Assume you have a model ${M}$ with unknown parameters ${\theta}$. You fit ${M}$ to data ${y}$ and obtain the posterior distribution ${\pi(\theta|y)}$. Given that

$\displaystyle \pi(y_{rep}|y) = \int \pi(y_{rep}|\theta)\pi(\theta|y)d\theta$

we can simulate ${K}$ sets of replicated datasets from the fitted model by simulating ${K}$ elements ${\{\theta^{(1)}, ..., \theta^{(K)}\}}$ from the joint posterior distribution ${\pi(\theta|y)}$ and then for each ${\theta^{(i)}, i = 1,...,K}$, we simulate a dataset ${y_{rep}^{(i)}}$ from the likelihood ${\pi(y|\theta)}$.

Notice that under simulation-based techniques to approximate posterior distributions, such as MCMC, we already have draws from the posterior distribution, and the only extra work is in simulating ${y_{rep}^{(i)}}$ from ${\pi(y|\theta)}$ for each draw from the posterior distribution.

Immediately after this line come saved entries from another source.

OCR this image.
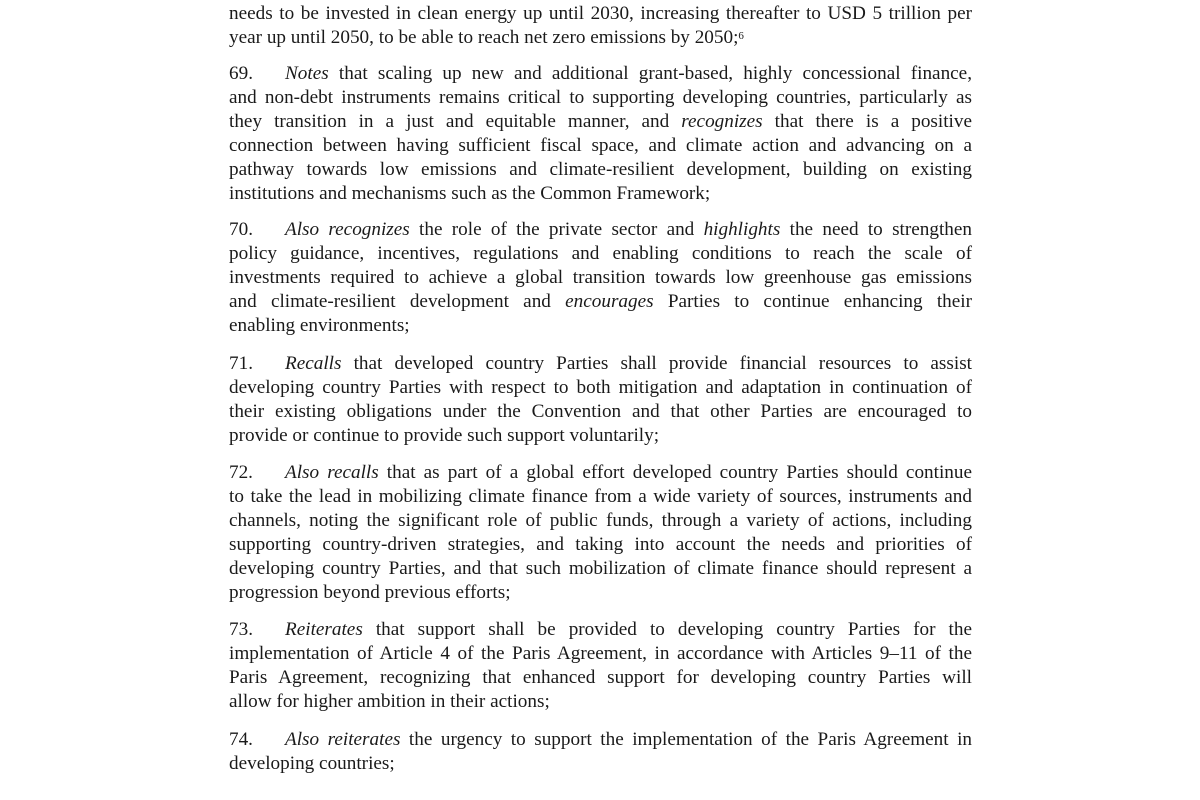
needs to be invested in clean energy up until 2030, increasing thereafter to USD 5 trillion per
year up until 2050, to be able to reach net zero emissions by 2050;$^6$
69. Notes that scaling up new and additional grant-based, highly concessional finance,
and non-debt instruments remains critical to supporting developing countries, particularly as
they transition in a just and equitable manner, and recognizes that there is a positive
connection between having sufficient fiscal space, and climate action and advancing on a
pathway towards low emissions and climate-resilient development, building on existing
institutions and mechanisms such as the Common Framework;
70. Also recognizes the role of the private sector and highlights the need to strengthen
policy guidance, incentives, regulations and enabling conditions to reach the scale of
investments required to achieve a global transition towards low greenhouse gas emissions
and climate-resilient development and encourages Parties to continue enhancing their
enabling environments;
71. Recalls that developed country Parties shall provide financial resources to assist
developing country Parties with respect to both mitigation and adaptation in continuation of
their existing obligations under the Convention and that other Parties are encouraged to
provide or continue to provide such support voluntarily;
72. Also recalls that as part of a global effort developed country Parties should continue
to take the lead in mobilizing climate finance from a wide variety of sources, instruments and
channels, noting the significant role of public funds, through a variety of actions, including
supporting country-driven strategies, and taking into account the needs and priorities of
developing country Parties, and that such mobilization of climate finance should represent a
progression beyond previous efforts;
73. Reiterates that support shall be provided to developing country Parties for the
implementation of Article 4 of the Paris Agreement, in accordance with Articles 9–11 of the
Paris Agreement, recognizing that enhanced support for developing country Parties will
allow for higher ambition in their actions;
74. Also reiterates the urgency to support the implementation of the Paris Agreement in
developing countries;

Test quantities and tail probabilities

We measure the discrepancy between model and data by defining test quantities (or discrepancy measures) ${T(y, \theta)}$ to compute aspects of the data we want to check. Then, the posterior predictive p-value (or Bayesian p-value), which is defined as the probability that the replicated data could be more extreme than the observed data, as measured by the test quantity ${T}$ is given by:

$\displaystyle p_B = Pr(T(y_{rep}, \theta) \geq T(y, \theta)|y)$

In contrast to the classical approach, the test statistic used to compute the Bayesian p-value can depend not only on data ${y}$, but also on the unknown parameters ${\theta}$. Hence, it does not require special methods for dealing with nuisance parameters. Also, a (bayesian) p-value is a posterior probability and can therefore be interpreted directly, although not as Pr(model is true|data).

Choice of test statistics

One important point in applied statistics is that one model can be adequate for some purposes and inadequate for others, so it is important to chose test statistics that check relevant characteristics of the model for a given application. One should protect against errors in the model that would lead to bad consequences regarding the objective under study. The choice of appropriate test statistics are therefore highly dependent on the specific problem at hand.

References:

[1] Gelman, A., Carlin, J. B., Stern, H. S., and Rubin, D. B. (2003). Bayesian data analysis. CRC press (chapter 6).